When he opened Apero in 2014, the restaurateur Ismo Koski, whose hospitality career has spanned Australia, the UK, and Canada, says he had the “romantic” notion of staying open late, but there was no market for it.

“You’d be standing around twiddling your thumbs. You might have people who walk in about 9.30 after a show and if the kitchen is still going we’ll do it, but rarely will we send food after 10pm.”

A few doors down at Java, friends Vivi Armelia, 24, and Sherleen Agustin are catching up for a 6.45pm dinner. The pair went to high school together in the Indonesian city of Pontianak, and Armelia says she was surprised when she moved to Auckland, aged 18, how early everything closed.

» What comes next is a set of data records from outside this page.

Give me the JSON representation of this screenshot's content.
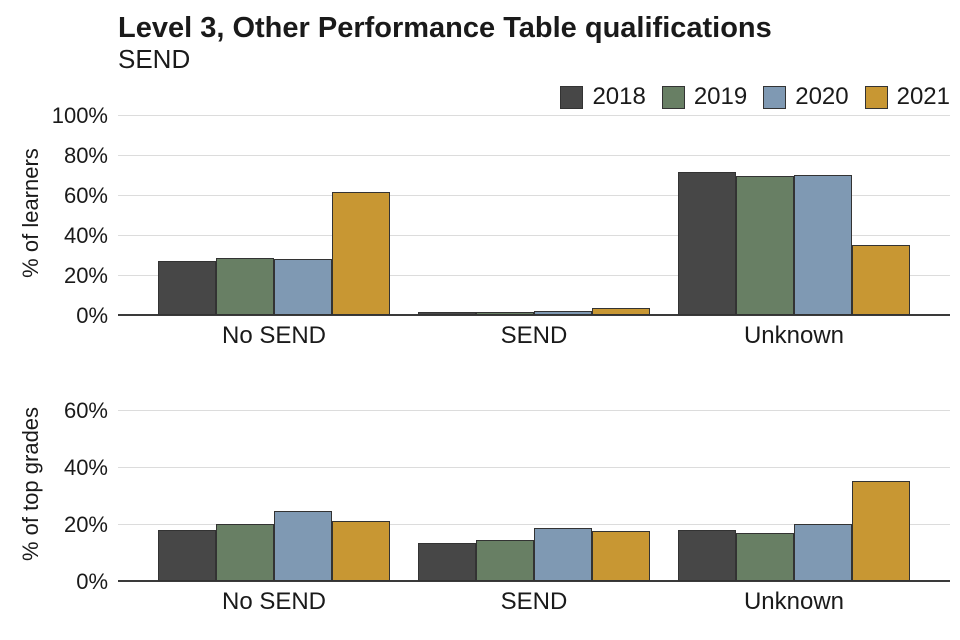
{
  "title": "Level 3, Other Performance Table qualifications",
  "subtitle": "SEND",
  "colors": {
    "series_2018": "#474747",
    "series_2019": "#687f64",
    "series_2020": "#7f99b3",
    "series_2021": "#c89733",
    "bar_border": "#333333",
    "gridline": "#dcdcdc",
    "axis_line": "#3a3a3a",
    "text": "#1a1a1a",
    "background": "#ffffff"
  },
  "legend": {
    "position": "top-right",
    "entries": [
      {
        "label": "2018",
        "color": "#474747"
      },
      {
        "label": "2019",
        "color": "#687f64"
      },
      {
        "label": "2020",
        "color": "#7f99b3"
      },
      {
        "label": "2021",
        "color": "#c89733"
      }
    ]
  },
  "chart_data": [
    {
      "type": "bar",
      "title": "Level 3, Other Performance Table qualifications",
      "subtitle": "SEND",
      "ylabel": "% of learners",
      "xlabel": "",
      "categories": [
        "No SEND",
        "SEND",
        "Unknown"
      ],
      "series": [
        {
          "name": "2018",
          "color": "#474747",
          "values": [
            27,
            1.5,
            71.5
          ]
        },
        {
          "name": "2019",
          "color": "#687f64",
          "values": [
            28.5,
            1.5,
            69.5
          ]
        },
        {
          "name": "2020",
          "color": "#7f99b3",
          "values": [
            28,
            2,
            70
          ]
        },
        {
          "name": "2021",
          "color": "#c89733",
          "values": [
            61.5,
            3.5,
            35
          ]
        }
      ],
      "yticks": [
        0,
        20,
        40,
        60,
        80,
        100
      ],
      "ytick_suffix": "%",
      "ylim": [
        0,
        102.5
      ],
      "grid": "horizontal",
      "legend_position": "top-right"
    },
    {
      "type": "bar",
      "title": "",
      "ylabel": "% of top grades",
      "xlabel": "",
      "categories": [
        "No SEND",
        "SEND",
        "Unknown"
      ],
      "series": [
        {
          "name": "2018",
          "color": "#474747",
          "values": [
            18,
            13.5,
            18
          ]
        },
        {
          "name": "2019",
          "color": "#687f64",
          "values": [
            20,
            14.5,
            17
          ]
        },
        {
          "name": "2020",
          "color": "#7f99b3",
          "values": [
            24.5,
            18.5,
            20
          ]
        },
        {
          "name": "2021",
          "color": "#c89733",
          "values": [
            21,
            17.5,
            35
          ]
        }
      ],
      "yticks": [
        0,
        20,
        40,
        60
      ],
      "ytick_suffix": "%",
      "ylim": [
        0,
        68.4
      ],
      "grid": "horizontal",
      "legend_position": "none"
    }
  ]
}
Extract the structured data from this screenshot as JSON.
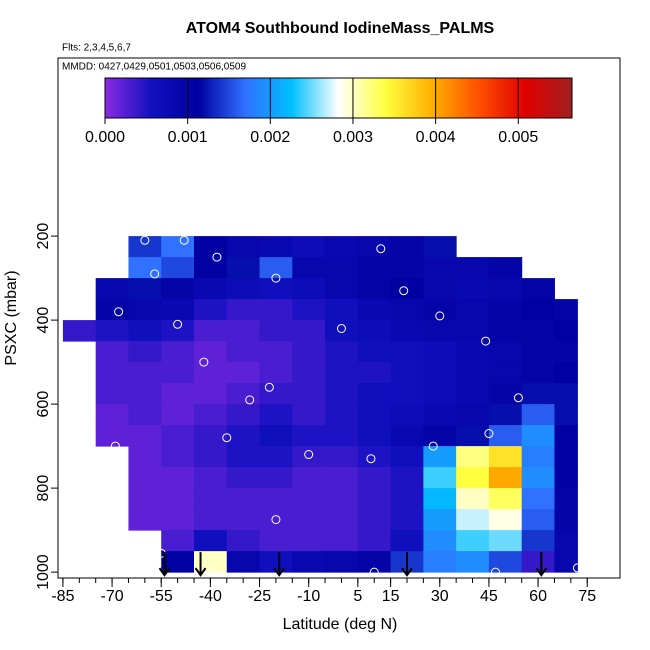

“In Indonesia the shops would be open so we’d still be hanging out, eating or shopping at 9 or 10pm. It feels very quiet here for me.”

By 7.30pm around the corner at Ponsonby Central, there’s no seats left at Argentinian restaurant El Sizzling Chorizo. A customer sneaks up to pay before his date can, and as he’s processing the man’s payment, the manager – and Argentinian – Tomas Villas, says the evening started getting busy from 5pm, and he will close the kitchen at 8.30pm. He’ll have his own dinner two and a half hours later, at 11pm, despite living in New Zealand for seven years. “I just can’t get used to it,” he says.

At 8.30pm, waiters at Baduzzi are taking dessert orders. It’s still buzzing, but beginning to empty out; the last booking was for 7.30pm. As he leans on a ledge after the rush, the duty manager, Jackson Blomfield, reckons it’s shifted earlier even compared with a couple of years ago, post-Covid, with people less likely to go out again once they’re home. He excuses himself to go and seat a surprise walk-in table. “That will be our last for the night, I’d say,” he says, checking the time. It’s 8.45pm. Almost bedtime.